A quarter of the best universities in Europe are in the UK, according to a new league table.
The latest Times Higher Education rankings reveal the nation is dominating higher education across the continent, taking a quarter of places - 46 institutions in total - in the top 200.
But the European University rankings also show that Germany is closing the gap, with 36 institutions making it into the list this year.
The new table comes amid continuing concerns that visa changes are having a negative impact and are leading to fewer international students choosing to come to the UK to study.
Rankings editor Phil Baty said that international students were "hugely important" to UK higher education, and the wider economy, warning that this "lifeline" was being put at increasing risk due to immigration policies and and the rising popularity of other European universities.
Overall, Oxford was the top ranked European university this year, followed by Cambridge in second and Imperial in third place.
University College London also made the top 10, taking the fifth spot, along with the London School of Economics and Political Science in sixth, Edinburgh was seventh, and King's College London was in eighth place.
Others to make the top 50 were Manchester (18th), Bristol (23rd), Durham (24th), Glasgow (28th), Warwick (31st), St Andrews (35th), Exeter (38th), Sheffield (40th), Queen Mary, University of London (41st), and Southampton (joint 48th).
The European universities rounding out the top 10 were ETH Zurich - Swiss Federal Institute of Technology, Zurich, in Switzerland, which took fourth place, the Karolinska Institute in Sweden was ninth, and LMU Munich in Germany was in tenth place.
Mr Baty said: "International students are hugely important to the health of the UK higher education system and the wider economy.
"They spend about £4.5 billion on tuition fees and accommodation alone, but they also add much to the overall student experience by supporting a rich, multicultural campus life for all students.

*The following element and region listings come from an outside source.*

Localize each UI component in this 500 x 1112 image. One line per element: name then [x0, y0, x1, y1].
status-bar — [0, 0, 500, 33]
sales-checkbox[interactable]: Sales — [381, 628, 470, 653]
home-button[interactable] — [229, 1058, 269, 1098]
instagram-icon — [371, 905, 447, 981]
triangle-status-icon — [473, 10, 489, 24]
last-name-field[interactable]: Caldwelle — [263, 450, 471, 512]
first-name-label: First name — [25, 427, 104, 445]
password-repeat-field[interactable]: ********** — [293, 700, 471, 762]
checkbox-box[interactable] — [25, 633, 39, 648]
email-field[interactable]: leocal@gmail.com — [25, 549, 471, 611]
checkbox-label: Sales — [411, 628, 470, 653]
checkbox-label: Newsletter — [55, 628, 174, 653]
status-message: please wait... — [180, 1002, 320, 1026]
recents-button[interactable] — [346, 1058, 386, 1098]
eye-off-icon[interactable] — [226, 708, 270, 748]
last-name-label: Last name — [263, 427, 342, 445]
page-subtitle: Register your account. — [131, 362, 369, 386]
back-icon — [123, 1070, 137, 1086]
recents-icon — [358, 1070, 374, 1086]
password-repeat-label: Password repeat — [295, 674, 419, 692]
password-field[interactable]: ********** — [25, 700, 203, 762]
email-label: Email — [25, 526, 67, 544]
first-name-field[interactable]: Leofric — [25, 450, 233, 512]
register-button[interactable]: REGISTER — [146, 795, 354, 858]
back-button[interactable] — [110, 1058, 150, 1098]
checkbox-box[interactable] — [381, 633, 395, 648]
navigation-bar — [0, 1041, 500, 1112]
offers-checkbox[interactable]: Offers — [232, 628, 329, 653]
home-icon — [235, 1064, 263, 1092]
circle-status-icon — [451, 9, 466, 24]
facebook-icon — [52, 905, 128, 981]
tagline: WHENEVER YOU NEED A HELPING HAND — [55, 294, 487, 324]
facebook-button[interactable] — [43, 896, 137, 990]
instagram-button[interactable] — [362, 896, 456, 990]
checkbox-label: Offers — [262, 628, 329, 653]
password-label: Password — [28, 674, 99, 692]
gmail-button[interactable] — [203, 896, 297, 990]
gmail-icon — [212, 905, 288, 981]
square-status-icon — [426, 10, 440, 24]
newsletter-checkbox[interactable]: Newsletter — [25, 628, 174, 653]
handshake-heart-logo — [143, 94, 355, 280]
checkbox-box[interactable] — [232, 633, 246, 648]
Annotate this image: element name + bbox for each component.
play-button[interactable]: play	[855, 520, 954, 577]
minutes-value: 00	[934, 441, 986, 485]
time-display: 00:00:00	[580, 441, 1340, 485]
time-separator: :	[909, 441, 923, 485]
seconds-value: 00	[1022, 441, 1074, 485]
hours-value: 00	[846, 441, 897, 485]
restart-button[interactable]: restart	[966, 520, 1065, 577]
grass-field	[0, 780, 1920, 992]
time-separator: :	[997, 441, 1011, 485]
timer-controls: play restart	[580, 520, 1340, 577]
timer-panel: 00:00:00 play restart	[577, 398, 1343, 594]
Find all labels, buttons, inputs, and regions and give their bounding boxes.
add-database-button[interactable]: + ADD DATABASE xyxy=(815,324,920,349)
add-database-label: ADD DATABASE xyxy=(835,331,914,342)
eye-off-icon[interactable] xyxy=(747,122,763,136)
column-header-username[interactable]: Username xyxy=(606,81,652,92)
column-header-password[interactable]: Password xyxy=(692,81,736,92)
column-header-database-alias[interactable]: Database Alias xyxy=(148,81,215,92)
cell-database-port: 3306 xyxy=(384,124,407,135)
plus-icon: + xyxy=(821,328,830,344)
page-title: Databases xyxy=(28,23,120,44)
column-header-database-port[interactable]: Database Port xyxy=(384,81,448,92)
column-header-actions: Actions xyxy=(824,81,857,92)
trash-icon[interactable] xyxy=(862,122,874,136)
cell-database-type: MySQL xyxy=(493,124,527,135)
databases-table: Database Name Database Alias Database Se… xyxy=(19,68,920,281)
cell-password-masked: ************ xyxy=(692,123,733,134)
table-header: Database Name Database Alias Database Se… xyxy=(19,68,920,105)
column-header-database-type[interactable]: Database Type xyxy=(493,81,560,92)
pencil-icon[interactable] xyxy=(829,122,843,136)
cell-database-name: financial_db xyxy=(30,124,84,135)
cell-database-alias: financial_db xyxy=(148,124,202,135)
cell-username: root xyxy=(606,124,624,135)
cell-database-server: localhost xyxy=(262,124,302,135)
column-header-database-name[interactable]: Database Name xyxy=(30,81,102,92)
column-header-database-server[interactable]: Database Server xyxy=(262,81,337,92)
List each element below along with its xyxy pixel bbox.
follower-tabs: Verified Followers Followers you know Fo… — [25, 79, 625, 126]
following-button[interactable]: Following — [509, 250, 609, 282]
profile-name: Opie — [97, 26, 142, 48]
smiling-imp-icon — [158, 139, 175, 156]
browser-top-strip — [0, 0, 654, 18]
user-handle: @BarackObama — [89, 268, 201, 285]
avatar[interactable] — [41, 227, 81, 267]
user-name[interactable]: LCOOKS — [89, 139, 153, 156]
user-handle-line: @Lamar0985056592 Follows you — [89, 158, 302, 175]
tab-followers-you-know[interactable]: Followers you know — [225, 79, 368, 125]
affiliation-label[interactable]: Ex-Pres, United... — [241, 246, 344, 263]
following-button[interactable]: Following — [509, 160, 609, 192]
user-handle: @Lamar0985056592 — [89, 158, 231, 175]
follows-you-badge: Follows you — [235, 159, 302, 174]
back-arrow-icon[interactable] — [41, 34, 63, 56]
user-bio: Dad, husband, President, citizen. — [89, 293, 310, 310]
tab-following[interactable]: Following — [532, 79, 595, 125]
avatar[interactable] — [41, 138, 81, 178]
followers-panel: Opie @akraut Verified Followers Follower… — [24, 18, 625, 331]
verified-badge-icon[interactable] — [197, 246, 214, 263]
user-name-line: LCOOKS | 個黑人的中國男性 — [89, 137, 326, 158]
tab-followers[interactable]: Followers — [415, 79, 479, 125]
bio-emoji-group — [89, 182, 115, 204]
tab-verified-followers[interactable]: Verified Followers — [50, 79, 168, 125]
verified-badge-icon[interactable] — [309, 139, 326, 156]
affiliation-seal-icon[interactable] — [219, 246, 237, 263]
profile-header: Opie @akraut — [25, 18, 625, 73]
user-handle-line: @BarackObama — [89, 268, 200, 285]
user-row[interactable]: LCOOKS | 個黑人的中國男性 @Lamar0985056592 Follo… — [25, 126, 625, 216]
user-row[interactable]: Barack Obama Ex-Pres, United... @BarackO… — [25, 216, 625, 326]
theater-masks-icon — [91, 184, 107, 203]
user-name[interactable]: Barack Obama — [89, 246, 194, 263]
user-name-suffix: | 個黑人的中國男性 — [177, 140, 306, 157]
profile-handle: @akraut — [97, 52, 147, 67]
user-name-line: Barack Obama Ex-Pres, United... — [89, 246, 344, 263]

"But this vital lifeline is increasingly at risk - for the first time this year the UK saw international student numbers stagnate, with significant drops from some countries.
"Not only are our restrictive immigration policies and the noisy rhetoric surrounding the issue leading many students to perceive that they are not welcome in the UK, we are also seeing the increasing popularity of European universities which are often just as highly ranked as their UK competitors but also much, much cheaper to study with.
"And these powerful universities on the continent are actively challenging UK market share: delivering more and more degree courses fully in English to attract students who in the past would only have chosen the UK, US or Australia.
"At the last count, the top universities in the Netherlands and Germany were offering around 2,000 degree programmes taught in the English language between them."